I reached for hope in the thick aluminum of the flaps, scanned three ancient dings in the skin that I swore were bullet holes from Algeria. He survived, and so can I.

Joe smiled at me. It helped but glancing back at the men, my face grew dark.

“Don’t worry about it, Jenna.”

I prayed for a lighter mood, patted the plane as if he were a giant German Shepherd. “It weighs on me. It’s been years.”

Joe lowered his face and said to me quietly. “Lets go up for a while.”

Life

In late evening, on the crest of a country hill, a young lady held a baby rabbit in her hands. The little thing was alone and needed help, so she fed him, warmed him, snuggled him to her breast with comforting coos.

“It’ll be alright,” she said, kissing his ears, knowing he comforted her as well.

The breeze calmed and warmth from the land beneath flowed into her. She reached out with her feelings and loved the grasses, the trees in the distance, the faint glow of a distant town in a valley, but her eyes were drawn to the stars. Out there, she knew, were wonders she longed to embrace: Mars, Jupiter, Saturn, Planets Nine, Ten and Eleven, other stars, nebulae, galaxies turning like spokes on a wheel amid unknown depths of dark matter, expanding with dark energy… And, she thought to herself, we’re part of it. Life is part of it all. It’s not out there, separate from us; we’re here, too, all part of the same whole.

How could it be the universe could generate such a beautiful thing as life in a design that would let it go, let it die, let this wonderful appreciation for our place in the cosmos perish with “death”? How could it be that we get to connect so beautifully with life around us only to have it removed?

Perhaps the answer is in our quest to learn and in what we can do with it. The application of knowledge isn’t about things staying as they have been, but improving them.

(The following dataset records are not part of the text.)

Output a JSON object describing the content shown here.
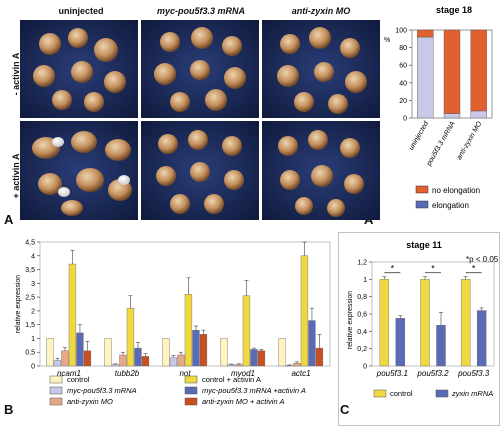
{
  "panel_labels": {
    "a": "A",
    "a_prime": "A’",
    "b": "B",
    "c": "C"
  },
  "panel_a": {
    "column_headers": [
      "uninjected",
      "myc-pou5f3.3 mRNA",
      "anti-zyxin MO"
    ],
    "row_labels": [
      "- activin A",
      "+ activin A"
    ],
    "colors": {
      "background": "#1a2a55",
      "explant": "#c79a6a"
    }
  },
  "chart_data": [
    {
      "id": "a_prime",
      "type": "bar",
      "stacked": true,
      "title": "stage 18",
      "ylabel": "%",
      "ylim": [
        0,
        100
      ],
      "yticks": [
        0,
        20,
        40,
        60,
        80,
        100
      ],
      "categories": [
        "uninjected",
        "pou5f3.3 mRNA",
        "anti-zyxin MO"
      ],
      "series": [
        {
          "name": "elongation",
          "color": "#c8c8e8",
          "values": [
            92,
            5,
            8
          ]
        },
        {
          "name": "no elongation",
          "color": "#e06030",
          "values": [
            8,
            95,
            92
          ]
        }
      ],
      "legend_order": [
        "no elongation",
        "elongation"
      ],
      "legend_colors": [
        "#e06030",
        "#5a6ab5"
      ]
    },
    {
      "id": "b",
      "type": "bar",
      "ylabel": "relative expression",
      "ylim": [
        0,
        4.5
      ],
      "yticks": [
        "0",
        "0,5",
        "1",
        "1,5",
        "2",
        "2,5",
        "3",
        "3,5",
        "4",
        "4,5"
      ],
      "categories": [
        "ncam1",
        "tubb2b",
        "not",
        "myod1",
        "actc1"
      ],
      "series": [
        {
          "name": "control",
          "color": "#fff4c0",
          "values": [
            1,
            1,
            1,
            1,
            1
          ],
          "err": [
            0,
            0,
            0,
            0,
            0
          ]
        },
        {
          "name": "myc-pou5f3.3 mRNA",
          "color": "#c8c8e8",
          "values": [
            0.2,
            0.05,
            0.3,
            0.05,
            0.02
          ],
          "err": [
            0.08,
            0.03,
            0.08,
            0.02,
            0.02
          ]
        },
        {
          "name": "anti-zyxin MO",
          "color": "#e8a888",
          "values": [
            0.55,
            0.4,
            0.4,
            0.05,
            0.1
          ],
          "err": [
            0.12,
            0.1,
            0.1,
            0.03,
            0.05
          ]
        },
        {
          "name": "control + activin A",
          "color": "#f0d840",
          "values": [
            3.7,
            2.1,
            2.6,
            2.55,
            4.0
          ],
          "err": [
            0.5,
            0.45,
            0.6,
            0.55,
            0.5
          ]
        },
        {
          "name": "myc-pou5f3.3 mRNA +activin A",
          "color": "#5a6ab5",
          "values": [
            1.2,
            0.65,
            1.3,
            0.6,
            1.65
          ],
          "err": [
            0.3,
            0.2,
            0.15,
            0.05,
            0.45
          ]
        },
        {
          "name": "anti-zyxin MO + activin A",
          "color": "#c85020",
          "values": [
            0.55,
            0.35,
            1.15,
            0.55,
            0.65
          ],
          "err": [
            0.35,
            0.1,
            0.15,
            0.05,
            0.5
          ]
        }
      ]
    },
    {
      "id": "c",
      "type": "bar",
      "title": "stage 11",
      "ylabel": "relative expression",
      "ylim": [
        0,
        1.2
      ],
      "yticks": [
        "0",
        "0,2",
        "0,4",
        "0,6",
        "0,8",
        "1",
        "1,2"
      ],
      "categories": [
        "pou5f3.1",
        "pou5f3.2",
        "pou5f3.3"
      ],
      "series": [
        {
          "name": "control",
          "color": "#f0d840",
          "values": [
            1,
            1,
            1
          ],
          "err": [
            0.03,
            0.03,
            0.03
          ]
        },
        {
          "name": "zyxin mRNA",
          "color": "#5a6ab5",
          "values": [
            0.55,
            0.47,
            0.64
          ],
          "err": [
            0.03,
            0.15,
            0.03
          ]
        }
      ],
      "significance": {
        "marker": "*",
        "note": "*p < 0.05"
      }
    }
  ]
}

A microbiologist, she knew: A high mutation rate helped our species adapt to changing conditions through our evolution, but that mutation rate also results in aging that is more rapid than it needs to be, through cell replication error.

What if death as we know it is only the beginning of our species’ life span? What if, now that we’re beginning to learn, we could use our larger brain to adjust the mutation rate? What if cell manipulation and chromosomal repair, through our own body’s stem cells could extend life? That we could use the brain we’ve been given to change ourselves, so we could love the cosmos longer?

It won’t be there in time for us, but it may be available to our descendants:

http://www.sciencemag.org/news/2016/12/researchers-rejuvenate-aging-mice-stem-cell-genes

https://www.earthchangesmedia.com/researchers-rejuvenate-stem-cell-population-from-elderly-mice-enabling-muscle-recovery

https://www.ncbi.nlm.nih.gov/pmc/articles/PMC2875071/

Joe Found Me

One magical evening, in the still air of twilight, a wonderful man picked me up at a private airport and took me to his hangar to show me the new airplane he loved. This is not unusual. Pilots love to talk planes.

“Go ahead,” he said. “Climb in.”

“Me?” The plane was too good. I didn’t feel worthy. “No, I can’t.”

His smile told me there was much more to him than an airplane could convey, and he began a life of lessons for me. “It’s okay,” he said. “You can do it.”